Because I'm going to teach high school English at a girls' school next year, I thought it was about time I read "what the kids are reading": Twilight. The books aren't literary or well-written, so I'd like to blame my week-long voracious reading marathon on my interest in my future students' reading habits. But I just can't. I'm hooked on a story that, for all its lack of literary nuance, presents a powerful metaphor for the dynamics of a serious relationship and the draw of physical intimacy.

The Twilight novels, Stephanie Meyer's contribution to the over-crowded world of melodramatic teenage fiction, are the chronicle of the romance between human girl Bella Swan and her vampire lover/fiance/husband Edward Cullen. Cullen is a member of a vampire coven which has decided to abstain from human blood. His physical self-control is put to the limit when he meets Bella, whose blood proves an almost irresistible temptation for him. He craves her and that draws Bella to him. When she figures out his secret they work to make a tenuous and impossible relationship work, together.

The closer the two get, the more intense the physical demands of their relationship become. The normal teenaged struggle between hormones and virtue gets dramatically amplified into an intense, visceral struggle between their physical needs and Edward's desire not to kill the woman he loves. The author slowly, and in pain-staking detail, describes every instance of the tension between the lovers.

At the risk of being crass, I have to hand it to Ms. Meyer: she got it exactly right. The deep, difficult, often impossible-seeming task of controlling oneself in a physical relationship with the love of ones life. To read her novels, for all of their flaws, is a visceral experience. She knows... everything. The way my pulse quickens when Adam comes into the room. How my body shivers when he rubs my back. It's all just, well, right.

And, for me, the analogy between beautiful, perfect Edward Cullen and self-conscious, clumsy Bella Swan and the two of us seems refreshingly close to reality. While Adam has no deep secrets, he does share with the vampiric lover an impressive ability to do just about anything he tries. And I, like Bella, sometimes look at Adam and wonder, "How can someone that wonderful, that perfect, really be in love with me?" That's a question Bella spends the better part of the third novel learning how to answer: he just does. As impossible as it seems, love with a perfect vampire--or with an almost-perfect human fiance--can, and is reciprocated. And I suppose it is a healthy reminder for me that, in the novel, Edward constantly wonders the same thing. Adam's look of wonder into my eyes reminds me sometimes that he considers himself as lucky as I do.
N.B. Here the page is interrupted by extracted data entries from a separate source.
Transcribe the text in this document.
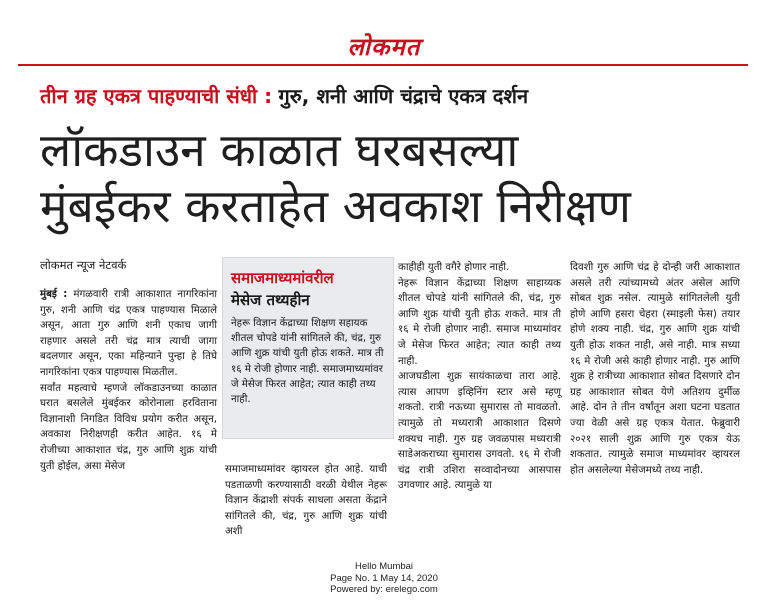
लोकमत
तीन ग्रह एकत्र पाहण्याची संधी : गुरु, शनी आणि चंद्राचे एकत्र दर्शन
लॉकडाउन काळात घरबसल्या
मुंबईकर करताहेत अवकाश निरीक्षण
लोकमत न्यूज नेटवर्क

मुंबई : मंगळवारी रात्री आकाशात नागरिकांना गुरु, शनी आणि चंद्र एकत्र पाहण्यास मिळाले असून, आता गुरु आणि शनी एकाच जागी राहणार असले तरी चंद्र मात्र त्याची जागा बदलणार असून, एका महिन्याने पुन्हा हे तिघे नागरिकांना एकत्र पाहण्यास मिळतील.

सर्वांत महत्वाचे म्हणजे लॉकडाउनच्या काळात घरात बसलेले मुंबईकर कोरोनाला हरविताना विज्ञानाशी निगडित विविध प्रयोग करीत असून, अवकाश निरीक्षणही करीत आहेत. १६ मे रोजीच्या आकाशात चंद्र, गुरु आणि शुक्र यांची युती होईल, असा मेसेज

समाजमाध्यमांवरील
मेसेज तथ्यहीन
नेहरू विज्ञान केंद्राच्या शिक्षण सहायक शीतल चोपडे यांनी सांगितले की, चंद्र, गुरु आणि शुक्र यांची युती होऊ शकते. मात्र ती १६ मे रोजी होणार नाही. समाजमाध्यमांवर जे मेसेज फिरत आहेत; त्यात काही तथ्य नाही.

समाजमाध्यमांवर व्हायरल होत आहे. याची पडताळणी करण्यासाठी वरळी येथील नेहरू विज्ञान केंद्राशी संपर्क साधला असता केंद्राने सांगितले की, चंद्र, गुरु आणि शुक्र यांची अशी

काहीही युती वगैरे होणार नाही.

नेहरू विज्ञान केंद्राच्या शिक्षण साहाय्यक शीतल चोपडे यांनी सांगितले की, चंद्र, गुरु आणि शुक्र यांची युती होऊ शकते. मात्र ती १६ मे रोजी होणार नाही. समाज माध्यमांवर जे मेसेज फिरत आहेत; त्यात काही तथ्य नाही.

आजघडीला शुक्र सायंकाळचा तारा आहे. त्यास आपण इव्हिनिंग स्टार असे म्हणू शकतो. रात्री नऊच्या सुमारास तो मावळतो. त्यामुळे तो मध्यरात्री आकाशात दिसणे शक्यच नाही. गुरु ग्रह जवळपास मध्यरात्री साडेअकराच्या सुमारास उगवतो. १६ मे रोजी चंद्र रात्री उशिरा सव्वादोनच्या आसपास उगवणार आहे. त्यामुळे या

दिवशी गुरु आणि चंद्र हे दोन्ही जरी आकाशात असले तरी त्यांच्यामध्ये अंतर असेल आणि सोबत शुक्र नसेल. त्यामुळे सांगितलेली युती होणे आणि हसरा चेहरा (स्माइली फेस) तयार होणे शक्य नाही. चंद्र, गुरु आणि शुक्र यांची युती होऊ शकत नाही, असे नाही. मात्र सध्या १६ मे रोजी असे काही होणार नाही. गुरु आणि शुक्र हे रात्रीच्या आकाशात सोबत दिसणारे दोन ग्रह आकाशात सोबत येणे अतिशय दुर्मीळ आहे. दोन ते तीन वर्षांतून अशा घटना घडतात ज्या वेळी असे ग्रह एकत्र येतात. फेब्रुवारी २०२१ साली शुक्र आणि गुरु एकत्र येऊ शकतात. त्यामुळे समाज माध्यमांवर व्हायरल होत असलेल्या मेसेजमध्ये तथ्य नाही.

Hello Mumbai
Page No. 1 May 14, 2020
Powered by: erelego.com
All in all, the Twilight series has been a delightful diversion from the heavy reading I normally seek out. Sure, I could never suggest to a teenaged girl that she read the novels without some serious explanations of the physical and emotional metaphors in the novel. But for me, a twenty-three-year-old engaged woman, the novels have proved an escapist foray into some of the ideas I ought to have spent more time thinking about. Maybe fiction for teens isn't quite as dreadful as I'd always imagined.

1 comment:

  1. What a lovely post. I certainly do consider myself lucky. Now I feel bad for giving you a hard time for writing instead of talking to me.